The endoplasmic reticulum (ER) maintains protein-folding homeostasis and initiates Antiviral responses via the unfolded protein response (UPR). Porcine epidemic diarrhea virus (PEDV) has evolved to exploit this process through its nonstructural protein 3 (NSP3). Here, we identify NSP3 as a multifunctional Deubiquitinase that remodels ER stress signaling and redox homeostasis to facilitate viral replication and immune evasion. NSP3 suppresses GRP78 expression while selectively activating PERK-eIF2α-ATF4 and IRE1α-XBP1s pathways but inhibits ATF6 nuclear translocation. Mechanistically, NSP3's PLP2 domain removes K48- and K63-linked ubiquitin chains from KEAP1, IRE1α, and ATF6, thereby fine-tuning their activity. Deubiquitination of KEAP1 promotes KEAP1-CUL3 complex stability and enhances NRF2 degradation, disrupting the antioxidant axis (NRF2-NQO1-HMOX1) while activating the ATF4-ERO1A-NOX4 pathway to elevate Reactive Oxygen Species (ROS) levels without cytotoxicity. Functionally, activation of the PERK-NRF2 axis suppresses PEDV replication, whereas inhibition of either component enhances viral growth, highlighting a cooperative Antiviral role.

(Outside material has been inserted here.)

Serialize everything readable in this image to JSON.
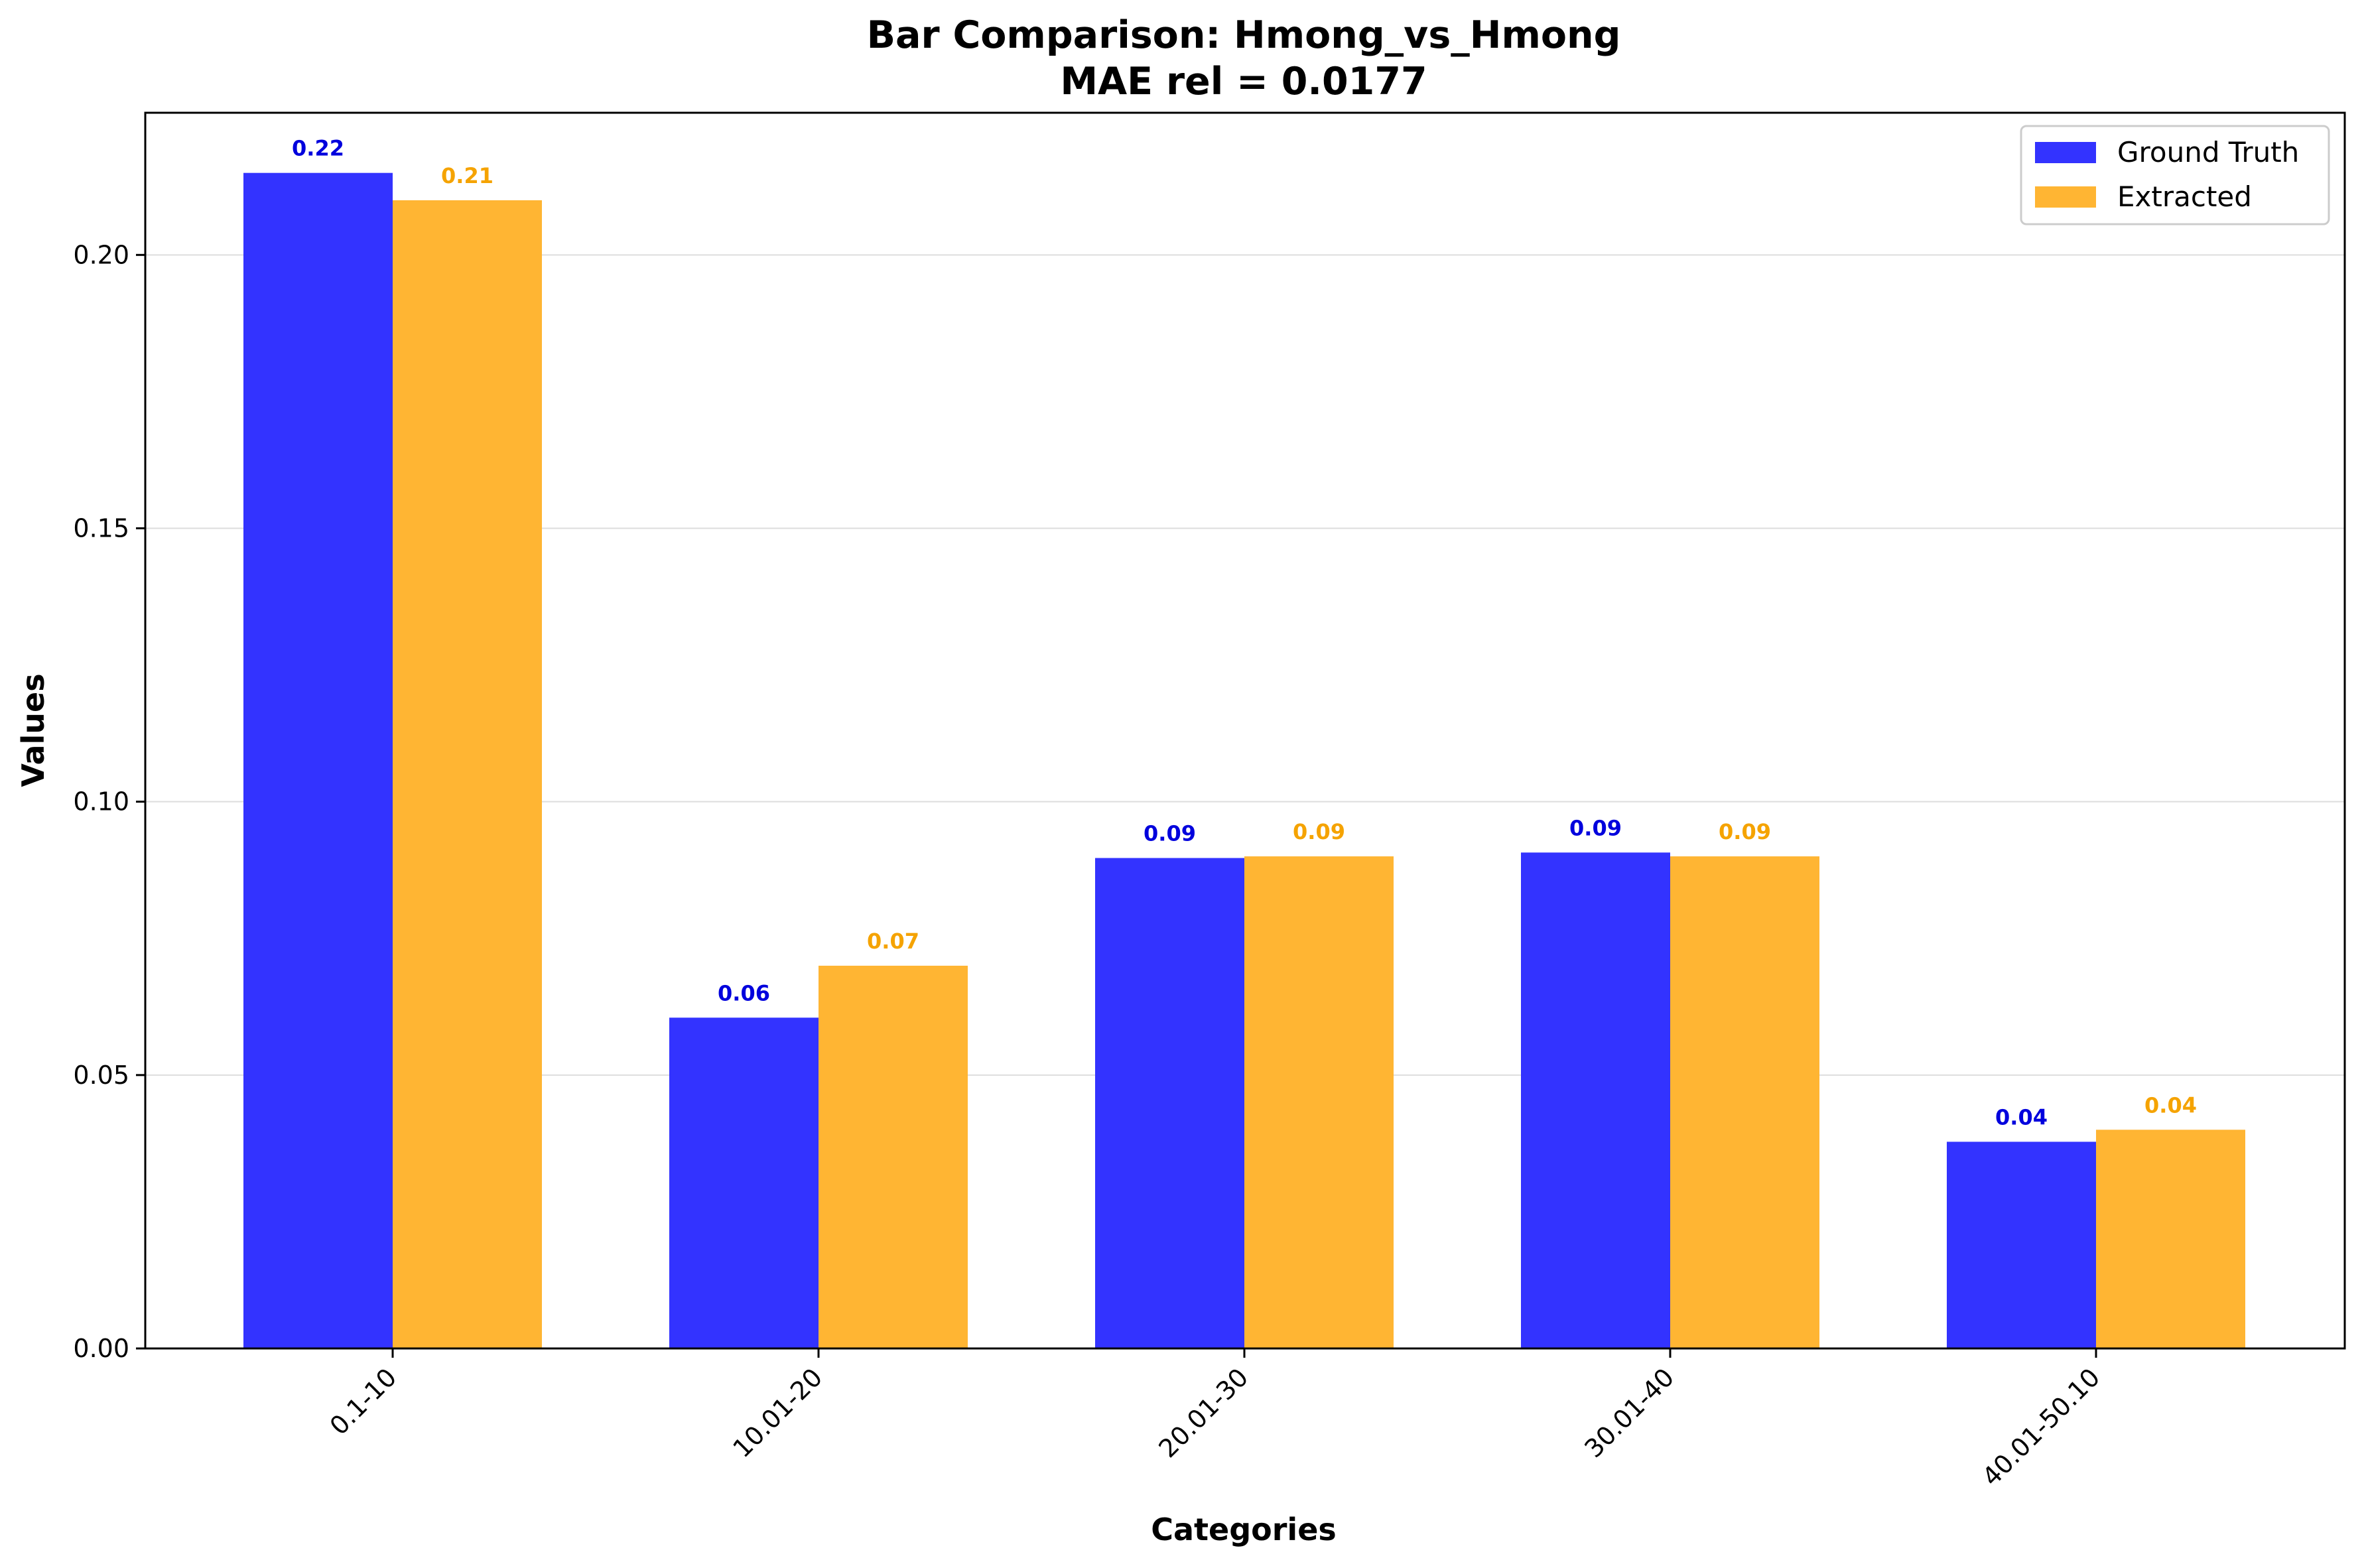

In contrast, activation of the IRE1α-XBP1s branch promotes replication but can be antagonized by NRF2 activation, indicating crosstalk between these pathways. Although ATF6 alone has minimal impact, its modulation by NRF2 shapes viral replication outcomes. Collectively, our findings reveal that PEDV NSP3 orchestrates differential deubiquitination of ER stress sensors to manipulate UPR-ROS signaling and redox balance, thereby subverting host defenses and promoting viral survival, providing mechanistic insight into coronavirus-host interactions and potential Antiviral targets.

Immune evasion; NSP3; Oxidative stress; PEDV; Unfolded protein response.